A similar but less positive end seals the fate of another nameless man in Panych's The Overcoat, the playwright's hugely successful reinterpretation of two short stories by Russian dramatist Nikolai Gogol. Co-conceived with Wendy Gorling, this wordless show eludes genre, becoming something other than (and, in fact, more than) ballet, movement theatre, mime or drama. Using characteristic filmic allusions and based in music by Shostakovich, the piece concludes a series of wordless shows built at the highly regarded Vancouver theatre school, Studio 58. Without any dialogue, these shows tap directly into the theatrical and performative, allowing the spectator to recognize - or miss - the sources, and to understand Gogol's simple narrative of a character's hopeless desire to be loved by the totalitarian society that rejects him - or to "write" another plot line onto the visual action. The play is set in an unnamed, apparently eastern European city (as is Panych's favourite of these movement shows, The Company, 1995). Panych's settings are generally undefined and somewhere at The Ends of the Earth (1994, the title of the play that earned Panych his first Governor General's Award). His plays are set in psychological and always intensely theatrical locations, thanks in no small part to stunning set designs by Ken MacDonald.

Morris Panych also explores families, but in unexpected, always funny, and usually dark assessments of their effect on children, siblings and parents. His children's plays Cost of Living (1990), 2B WUT UR (1992) and Life Science (1993) touch on these matters as, of course, does Vigil; new work such as Gordon (Montréal, 2010) and The Trespassers (Stratford, 2009; Vancouver, 2011) further explore domestic relationships. Gordon reminds us of Last Call in its depiction of urban dereliction and amorality, but the emphasis is on family legacy as an escaped convict, Gordon, robs his pathetic father, "Old Gord." In Trespassers, a boy coming to maturity confronts the very different values of his anarchist grandfather and born-again mother, each determined to mould him.

Since 2000, Panych has directed extensively: opera, contemporary and period drama, as well as his own work.
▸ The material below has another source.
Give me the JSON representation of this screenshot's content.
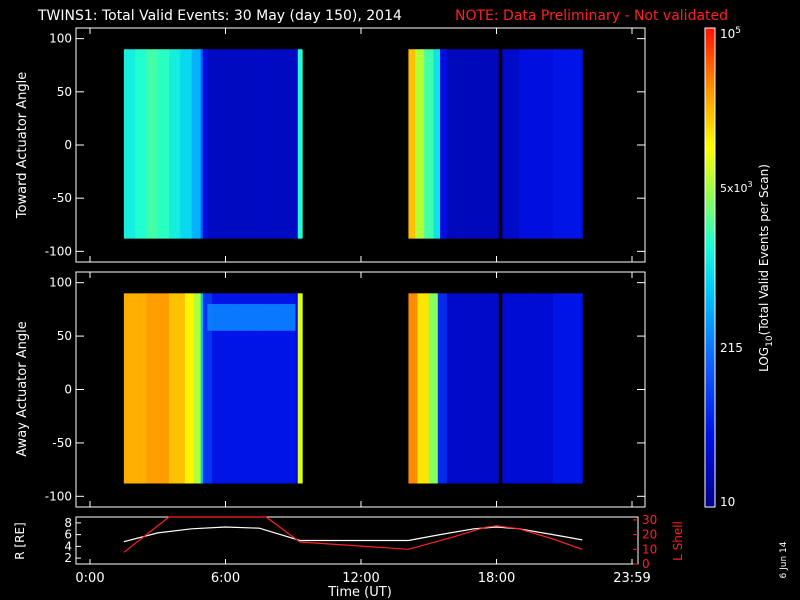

He has also acted on television (notably, on The X-Files), and continues to write, the activity that most interests him. Indeed, his announced goal is to achieve his best writing. His interest in European plays and settings may have led to his adaptations of Gogol, Feydeau and Desvallières, and Schnitzler, published in a 2009 collection as Still Laughing. Multi-talented, driven and highly self-critical, Morris Panych continues a prolific career in Canadian theatre. Among his honours are 12 Jessie Awards in Vancouver, a Dora Award in Toronto, and the Chalmers Award.